Obama is struggling to cope with the aftermath of the disputed presidential election in Iran, apparently won by hard-liner Mahmoud Ahmadinejad, who has confronted the West, denied the Holocaust, called for the obliteration of Israel, and pursued a nuclear program that the administration believes will lead to weapons of mass destruction. Official tallies indicated that Ahmadinejad, the incumbent, soundly defeated reformist rival Mir Hossein Mousavi. But Mousavi and his supporters say the balloting was rigged, and protesters have flooded Tehran and other cities. In some cases, Ahmadinejad's supporters have also demonstrated in large numbers, and there have been at least eight deaths and many injuries.
This leaves Obama in a fix. He is trying to find the right balance between idealism and reality—supporting the democratic process and the forces of reform but trying not to totally alienate the Ahmadinejad regime and its backers in the powerful Islamic clergy. Ayatollah Ali Khamenei, Iran's supreme religious leader, announced his continued support for Ahmadinejad. Khamenei said the election was "definitive" and warned ominously of a crackdown against those who cause violence during demonstrations.
This blow to the Mousavi faction makes Obama's tone more important than ever. He wants to avoid the appearance of American meddling in Iranian affairs, which could undermine the reformers and jeopardize Obama's reputation as a U.S. leader who isn't trying to bully the rest of the world.
"The president has been clear that this is vigorous debate in Iran between Iranians about their leadership," White House Press Secretary Robert Gibbs told reporters, "while, at the same time, the president has strongly maintained that there are universal principles, such as demonstrating in peace and not feeling threatened. The president will continue to express those concerns and ensure that we're not meddling."
In a later interview, Gibbs said that Obama's approach "has gotten support from across the political spectrum," except for partisans on the right. And he said that Obama isn't concerning himself with critics' chatter. "You do what you know is right, and you don't spend a lot of time on the peanut gallery," Gibbs said of Obama's philosophy.
Complicating the equation is that it's not clear how much a Mousavi government would benefit the United States. "It's important to understand that although there is some ferment taking place in Iran, that the difference between Ahmadinejad and Mousavi in terms of their actual policies may not be as great as has been advertised," Obama said in an interview with CNBC and the New York Times last week. "Either way, we were going to be dealing with an Iranian regime that has historically been hostile to the United States, that has caused some problems in the neighborhood and is pursuing nuclear weapons."

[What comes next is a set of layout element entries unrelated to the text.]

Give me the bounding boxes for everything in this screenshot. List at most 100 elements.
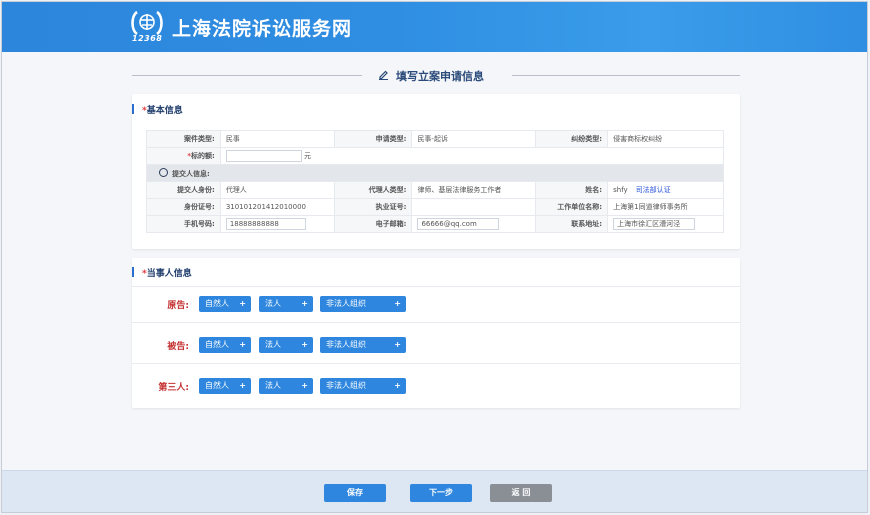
court-logo[interactable]: 12368 (130, 10, 166, 44)
apply-type-label: 申请类型: (333, 130, 413, 148)
submitter-subheader: 提交人信息: (146, 164, 724, 182)
name-label: 姓名: (535, 181, 609, 199)
add-third-party-natural-person-button[interactable]: 自然人 + (199, 378, 251, 394)
parties-heading: *当事人信息 (132, 266, 192, 279)
main-content: 填写立案申请信息 *基本信息 案件类型: 民事 申请类型: 民事-起诉 纠纷类型… (2, 52, 867, 470)
logo-number: 12368 (132, 34, 163, 43)
defendant-row: 被告: 自然人 + 法人 + 非法人组织 + (132, 328, 740, 364)
page-title: 填写立案申请信息 (378, 68, 484, 84)
button-label: 法人 (265, 381, 281, 390)
table-row: 提交人身份: 代理人 代理人类型: 律师、基层法律服务工作者 姓名: shfy 司… (146, 181, 724, 199)
basic-info-card: *基本信息 案件类型: 民事 申请类型: 民事-起诉 纠纷类型: 侵害商标权纠纷… (132, 94, 740, 249)
address-label: 联系地址: (535, 215, 609, 233)
plus-icon: + (394, 340, 401, 349)
basic-info-heading-text: 基本信息 (146, 106, 183, 116)
table-row: 身份证号: 310101201412010000 执业证号: 工作单位名称: 上… (146, 198, 724, 216)
site-title[interactable]: 上海法院诉讼服务网 (172, 14, 352, 41)
add-defendant-natural-person-button[interactable]: 自然人 + (199, 337, 251, 353)
plus-icon: + (394, 381, 401, 390)
add-third-party-unincorporated-org-button[interactable]: 非法人组织 + (320, 378, 406, 394)
site-header: 12368 上海法院诉讼服务网 (2, 2, 867, 52)
amount-label: 标的额: (191, 152, 215, 160)
verify-link[interactable]: 司法部认证 (636, 186, 671, 194)
court-emblem-icon (131, 10, 163, 36)
button-label: 非法人组织 (326, 299, 366, 308)
dispute-type-label: 纠纷类型: (535, 130, 609, 148)
app-window: 12368 上海法院诉讼服务网 填写立案申请信息 *基本信息 案件类型: 民事 … (1, 1, 868, 513)
user-icon (159, 167, 168, 177)
agent-type-value: 律师、基层法律服务工作者 (411, 181, 537, 199)
table-row: *标的额: 元 (146, 147, 725, 165)
case-type-value: 民事 (219, 130, 335, 148)
section-bar (132, 267, 134, 277)
footer-action-bar: 保存 下一步 返 回 (2, 470, 867, 512)
button-label: 自然人 (205, 381, 229, 390)
add-plaintiff-unincorporated-org-button[interactable]: 非法人组织 + (320, 296, 406, 312)
back-button[interactable]: 返 回 (490, 484, 552, 502)
save-button[interactable]: 保存 (324, 484, 386, 502)
defendant-label: 被告: (167, 342, 189, 352)
third-party-row: 第三人: 自然人 + 法人 + 非法人组织 + (132, 369, 740, 405)
plus-icon: + (301, 299, 308, 308)
button-label: 自然人 (205, 299, 229, 308)
button-label: 非法人组织 (326, 381, 366, 390)
plaintiff-row: 原告: 自然人 + 法人 + 非法人组织 + (132, 287, 740, 323)
add-defendant-legal-person-button[interactable]: 法人 + (259, 337, 313, 353)
plus-icon: + (394, 299, 401, 308)
email-cell: 66666@qq.com (411, 215, 537, 233)
plus-icon: + (239, 381, 246, 390)
submitter-label: 提交人信息: (172, 169, 210, 178)
email-label: 电子邮箱: (333, 215, 413, 233)
parties-card: *当事人信息 原告: 自然人 + 法人 + 非法人组织 + 被告: 自然人 + 法人 + … (132, 258, 740, 408)
button-label: 非法人组织 (326, 340, 366, 349)
table-row: 手机号码: 18888888888 电子邮箱: 66666@qq.com 联系地… (146, 215, 724, 233)
add-plaintiff-legal-person-button[interactable]: 法人 + (259, 296, 313, 312)
address-input[interactable]: 上海市徐汇区漕河泾 (613, 218, 696, 230)
plus-icon: + (239, 340, 246, 349)
name-value: shfy (613, 186, 628, 194)
pencil-icon (378, 69, 390, 83)
address-cell: 上海市徐汇区漕河泾 (607, 215, 724, 233)
button-label: 法人 (265, 340, 281, 349)
license-label: 执业证号: (333, 198, 413, 216)
phone-label: 手机号码: (146, 215, 221, 233)
name-cell: shfy 司法部认证 (607, 181, 724, 199)
third-party-label: 第三人: (158, 383, 189, 393)
phone-input[interactable]: 18888888888 (225, 218, 306, 230)
id-number-label: 身份证号: (146, 198, 221, 216)
identity-value: 代理人 (219, 181, 335, 199)
plus-icon: + (239, 299, 246, 308)
basic-info-heading: *基本信息 (132, 103, 183, 116)
amount-label-cell: *标的额: (146, 147, 221, 165)
email-input[interactable]: 66666@qq.com (417, 218, 500, 230)
add-defendant-unincorporated-org-button[interactable]: 非法人组织 + (320, 337, 406, 353)
amount-cell: 元 (219, 147, 725, 165)
plus-icon: + (301, 340, 308, 349)
page-title-text: 填写立案申请信息 (396, 70, 484, 83)
add-third-party-legal-person-button[interactable]: 法人 + (259, 378, 313, 394)
add-plaintiff-natural-person-button[interactable]: 自然人 + (199, 296, 251, 312)
section-bar (132, 104, 134, 114)
parties-heading-text: 当事人信息 (146, 269, 192, 279)
submitter-subheader-cell: 提交人信息: (146, 164, 724, 182)
button-label: 法人 (265, 299, 281, 308)
agent-type-label: 代理人类型: (333, 181, 413, 199)
apply-type-value: 民事-起诉 (411, 130, 537, 148)
case-type-label: 案件类型: (146, 130, 221, 148)
amount-input[interactable] (225, 150, 302, 162)
workplace-value: 上海第1同道律师事务所 (607, 198, 724, 216)
id-number-value: 310101201412010000 (219, 198, 335, 216)
plus-icon: + (301, 381, 308, 390)
dispute-type-value: 侵害商标权纠纷 (607, 130, 724, 148)
identity-label: 提交人身份: (146, 181, 221, 199)
basic-info-table: 案件类型: 民事 申请类型: 民事-起诉 纠纷类型: 侵害商标权纠纷 *标的额:… (146, 130, 725, 233)
next-step-button[interactable]: 下一步 (410, 484, 472, 502)
license-value (411, 198, 537, 216)
amount-unit: 元 (304, 152, 312, 160)
plaintiff-label: 原告: (167, 301, 189, 311)
button-label: 自然人 (205, 340, 229, 349)
title-divider-right (512, 75, 740, 76)
table-row: 案件类型: 民事 申请类型: 民事-起诉 纠纷类型: 侵害商标权纠纷 (146, 130, 724, 148)
title-divider-left (132, 75, 362, 76)
phone-cell: 18888888888 (219, 215, 335, 233)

Obama was a bit more critical of the current regime Saturday. "The Iranian government must understand that the world is watching," Obama noted in a formal statement. "We mourn each and every innocent life that is lost. We call on the Iranian government to stop all violent and unjust actions against its own people." Obama also said the "universal rights to assembly and free speech must be respected, and the United States stands with all who seek to exercise those rights."
But the administration has maintained a generally cautious tone as the unrest in Iran has continued.
Yet some analysts hope the unrest in Iran will facilitate the rise of a more moderate regime. To that end, several prominent conservatives, including Arizona Sen. John McCain, the GOP presidential nominee last year, say Obama should be more forceful in backing Mousavi and in criticizing Ahmadinejad. "He should speak out that this is a corrupt, flawed sham of an election," McCain said on NBC's Today show last week. "The Iranian people have been deprived of their rights."